There are faces that stop you mid-scroll. Faces that make you ask, without knowing exactly why, who is that? Aslay Baugh is one of those faces. But her story is bigger than a striking set of features or a number on a follower count. She is a Jamaican-born model, actress, and creative force navigating New York, Los Angeles, and Paris on her own terms — and the industry is paying attention.
Born in Jamaica with Indigenous Arawak heritage, Aslay Baugh is what happens when cultural depth meets physical magnetism. She moved to the United States as an immigrant and launched her modeling career at just 17 years old. Within a few years, she had signed with some of the most respected agencies in the business — Next Management Los Angeles, State Management New York, and Dollhouse Miami among them. Today she is represented by Women 360 Management New York, part of the Elite World Group network, alongside a roster that spans Paris and Milan. She also works with That Agency. At 5’9″ with hazel eyes, black hair, and a presence that reads equally powerful in editorial and campaign work, she carries the kind of physicality that photographers build entire shoots around.
Her résumé reads like a highlight reel of cultural taste. She has appeared in global campaigns for Agent Provocateur and 7 For All Mankind. She has been featured in a PAPER magazine editorial — a placement she calls one of her proudest accomplishments, describing it as one of her first major editorial moments. She landed the cover of Playboy. She walked for Pyer Moss at the brand’s landmark Fall 2021 Couture Show, the historic presentation held at Madam C.J. Walker’s Villa Lewaro estate in New York. She attended the Adanola NYFW Pop-Up Showroom in Soho in September 2023. She has partnered with Gisou, the viral honey-infused hair and beauty brand. She is also listed with Mademoiselle Agency in Paris, extending her reach across the Atlantic. Her acting credits include the film Guns and Gold at High Noon, where she appears as Ellie Carver, signaling a creative pivot that is still in its early chapters but already on the radar.

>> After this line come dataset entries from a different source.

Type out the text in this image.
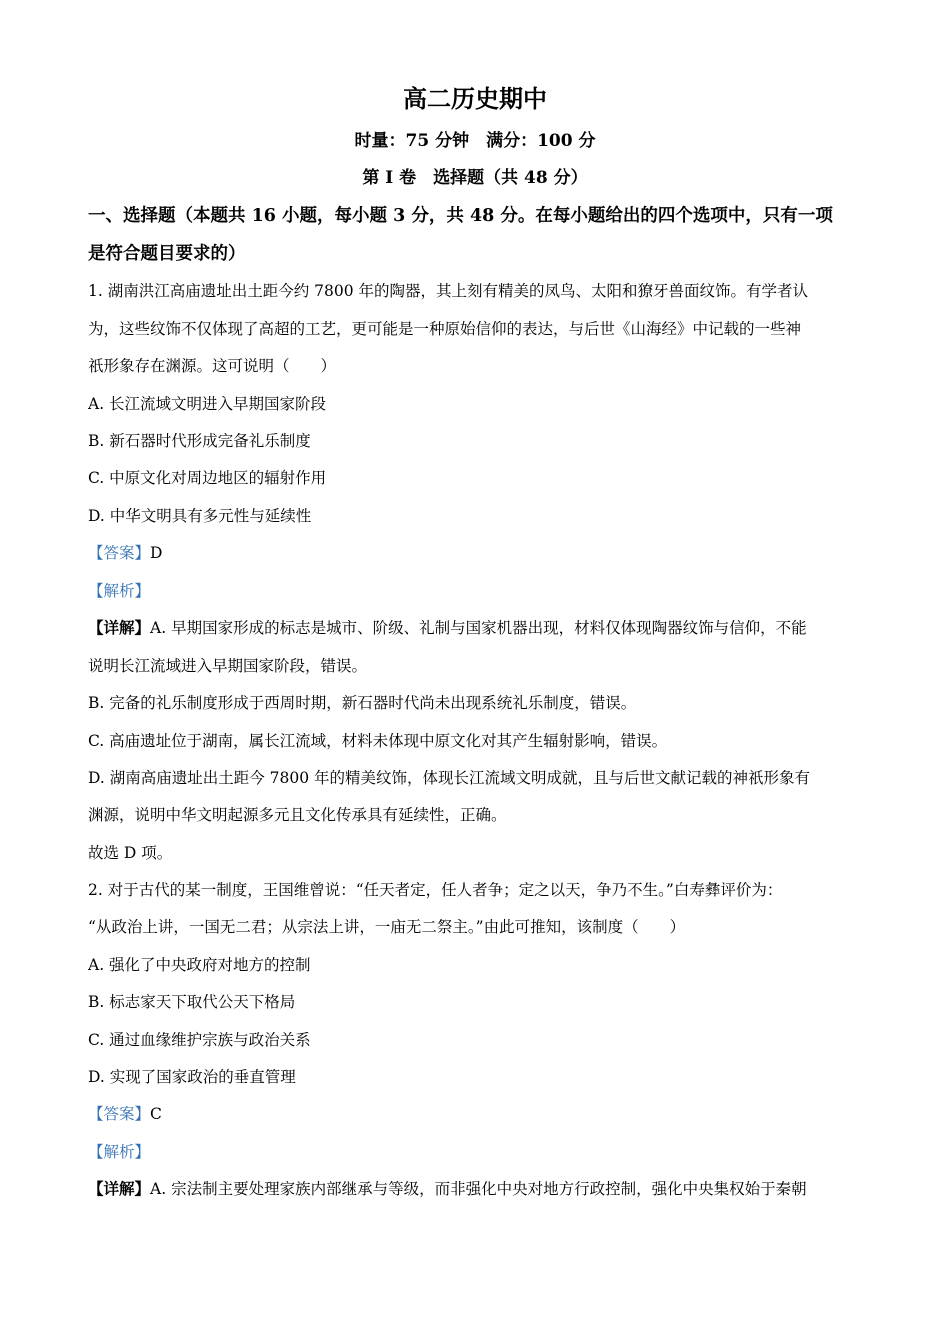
高二历史期中
时量：75 分钟　满分：100 分
第 I 卷　选择题（共 48 分）
一、选择题（本题共 16 小题，每小题 3 分，共 48 分。在每小题给出的四个选项中，只有一项
是符合题目要求的）
1. 湖南洪江高庙遗址出土距今约 7800 年的陶器，其上刻有精美的凤鸟、太阳和獠牙兽面纹饰。有学者认
为，这些纹饰不仅体现了高超的工艺，更可能是一种原始信仰的表达，与后世《山海经》中记载的一些神
祇形象存在渊源。这可说明（　　）
A. 长江流域文明进入早期国家阶段
B. 新石器时代形成完备礼乐制度
C. 中原文化对周边地区的辐射作用
D. 中华文明具有多元性与延续性
【答案】D
【解析】
【详解】A. 早期国家形成的标志是城市、阶级、礼制与国家机器出现，材料仅体现陶器纹饰与信仰，不能
说明长江流域进入早期国家阶段，错误。
B. 完备的礼乐制度形成于西周时期，新石器时代尚未出现系统礼乐制度，错误。
C. 高庙遗址位于湖南，属长江流域，材料未体现中原文化对其产生辐射影响，错误。
D. 湖南高庙遗址出土距今 7800 年的精美纹饰，体现长江流域文明成就，且与后世文献记载的神祇形象有
渊源，说明中华文明起源多元且文化传承具有延续性，正确。
故选 D 项。
2. 对于古代的某一制度，王国维曾说：“任天者定，任人者争；定之以天，争乃不生。”白寿彝评价为：
“从政治上讲，一国无二君；从宗法上讲，一庙无二祭主。”由此可推知，该制度（　　）
A. 强化了中央政府对地方的控制
B. 标志家天下取代公天下格局
C. 通过血缘维护宗族与政治关系
D. 实现了国家政治的垂直管理
【答案】C
【解析】
【详解】A. 宗法制主要处理家族内部继承与等级，而非强化中央对地方行政控制，强化中央集权始于秦朝
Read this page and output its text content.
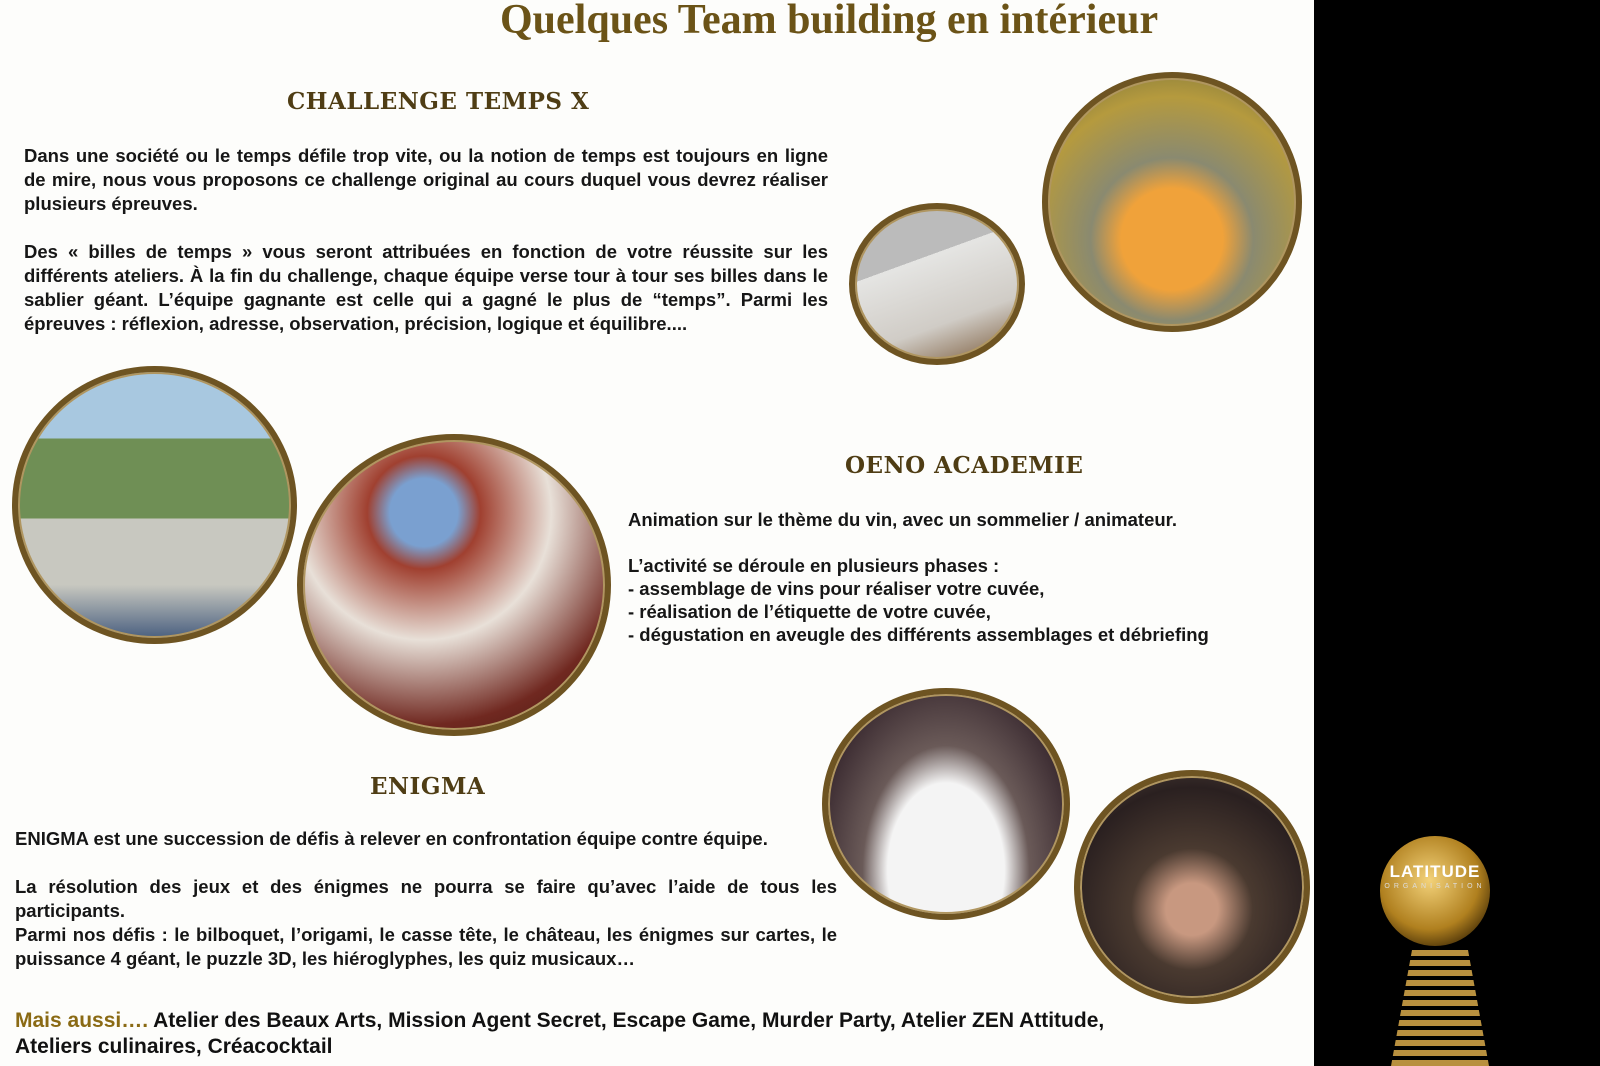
Quelques Team building en intérieur
CHALLENGE TEMPS X

Dans une société ou le temps défile trop vite, ou la notion de temps est toujours en ligne de mire, nous vous proposons ce challenge original au cours duquel vous devrez réaliser plusieurs épreuves.

Des « billes de temps » vous seront attribuées en fonction de votre réussite sur les différents ateliers. À la fin du challenge, chaque équipe verse tour à tour ses billes dans le sablier géant. L’équipe gagnante est celle qui a gagné le plus de “temps”. Parmi les épreuves : réflexion, adresse, observation, précision, logique et équilibre....

OENO ACADEMIE

Animation sur le thème du vin, avec un sommelier / animateur.

L’activité se déroule en plusieurs phases :

- assemblage de vins pour réaliser votre cuvée,

- réalisation de l’étiquette de votre cuvée,

- dégustation en aveugle des différents assemblages et débriefing

ENIGMA

ENIGMA est une succession de défis à relever en confrontation équipe contre équipe.

La résolution des jeux et des énigmes ne pourra se faire qu’avec l’aide de tous les participants.

Parmi nos défis : le bilboquet, l’origami, le casse tête, le château, les énigmes sur cartes, le puissance 4 géant, le puzzle 3D, les hiéroglyphes, les quiz musicaux…

Mais aussi…. Atelier des Beaux Arts, Mission Agent Secret, Escape Game, Murder Party, Atelier ZEN Attitude,
Ateliers culinaires, Créacocktail
LATITUDE
ORGANISATION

What separates Aslay from the pack is not just what she looks like — it is who she actually is. In an interview with Modeliste Magazine, she revealed that she studied aerospace and technology at Maxwell High School and was working toward her private pilot’s license before modeling took over her life. She practices archery. She is a Muay Thai practitioner who hits the gym to decompress. When asked what she would change about the world, she did not reach for a pageant answer — she said the economic state of the world. Her style icon is Erykah Badu. Her all-time favorite film is Jeanne du Barry. She quotes Titus 2:11-12 in her Instagram bio. She wants to learn Aramaic. The most courageous thing she has ever done, she says, was getting knee surgery without pain medication.
These are not the facts of a woman who stumbled into a career. They are the facts of someone building a body of work with intention. Her Threads following sits at over 71,000. Her Instagram at nearly 490,000. She operates across three cities — New York, Los Angeles, and Paris — with a fluency that most people take years to develop. Her motto says it plainly: keep your friends close and your food closer. Light, funny, grounded. That balance is exactly why she keeps winning.
Aslay Baugh is a model in the traditional sense only if you stop looking after the first frame. Look a little longer and what you find is a woman with range — in her career, her intellect, and her identity. Jamaica to New York. Indigenous Arawak roots to the pages of PAPER. A pilot’s license deferred in favor of a runway. In a business that too often flattens the people it features, she refuses to be flat. That, more than any campaign or cover, is the real story.